Even if there were stricter enforcement and higher rates of compliance, cost differentials would be eliminated only by the competitive pressures of price shopping. Previous research21,22 has shown that even when pricing information is available, patients often do not shop for medical goods or services. Determining hospitals’ costs can be difficult and time intensive. For example, 1 study23 found that only 77% of academic hospitals’ websites presented consumer-friendly (not just machine readable) pricing information. Among these, 18% had usability issues, including long search times.23 Patients will price shop only if the associated cost savings are greater than the associated labor costs. For price transparency to be effective, new health care policy should address reducing this patient burden.
Limitations
Our findings should be interpreted in the context of several limitations. Most important are the limitations associated with the data and data reporting. In its current form, price transparency legislation only partially lifts the shroud of mystery surrounding patient billing. For example, the legislation applies to hospitals only, even though hospital care accounts for only approximately 30% of health care expenditures.24 Moreover, the costs hospitals disclose may be incomplete because they are not required to include the cost of independent practitioners, who often deliver hospital-based care and constitute a sizable portion of total care costs.25
Ambiguities in the legislation allow hospitals to omit potentially important pricing information without being obviously noncomplaint. One example is that hospitals must list both the inpatient and outpatient prices for services only if these prices are different. If only 1 price is listed, the patient cannot be sure whether prices are the same or whether the hospital is noncomplaint and is listing only the lower price. A similar equivocation requires hospitals to list the gross charge and the discounted cash price, but CMS notes that if hospitals have not yet “determined a discounted cash price for self-pay consumers…the hospitals’ cash price would simply be the gross charges.”7 As written, hospitals can either not offer a discounted cash price and instead use the gross charge, which is marked up to maximize hospital revenue, or conceal information from patients about lower prices and can technically appear compliant.26
Another limitation is the potential lack of generalizability to nonacademic centers and other specialties. A previous study17 of the hospital factors associated with price transparency found that teaching hospitals were more compliant in 1 of their 4 models. In addition, although payers with larger enrollment should theoretically be able to achieve better pricing, because we did not have information about insurer-level enrollment, we were unable to account for the impact of enrollment size on prices. It is also likely that there are inaccuracies associated with Turquoise Health’s automatic data compilation and that we are overestimating hospital compliance. The data were sourced from machine-readable files, and we did not assess whether hospitals also provided consumer-friendly pricing tools, both of which are required by the mandate.

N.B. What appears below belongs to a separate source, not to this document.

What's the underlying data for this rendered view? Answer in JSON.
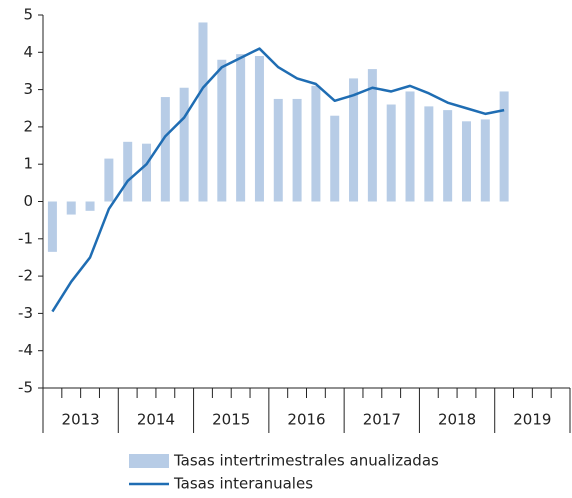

Despite these limitations, our findings reveal an opportunity to reduce health care spending as well as elucidate how future health care policies could improve price transparency.
Conclusions
More than 1 year after the implementation of the Price Transparency Final Rule, this cross-sectional study found that there are still large variations in the prices of urologic procedures among academic hospitals and by insurance class. To improve efficacy, CMS must enforce penalties for noncompliance, and new policies should emphasize easy accesses to pricing information.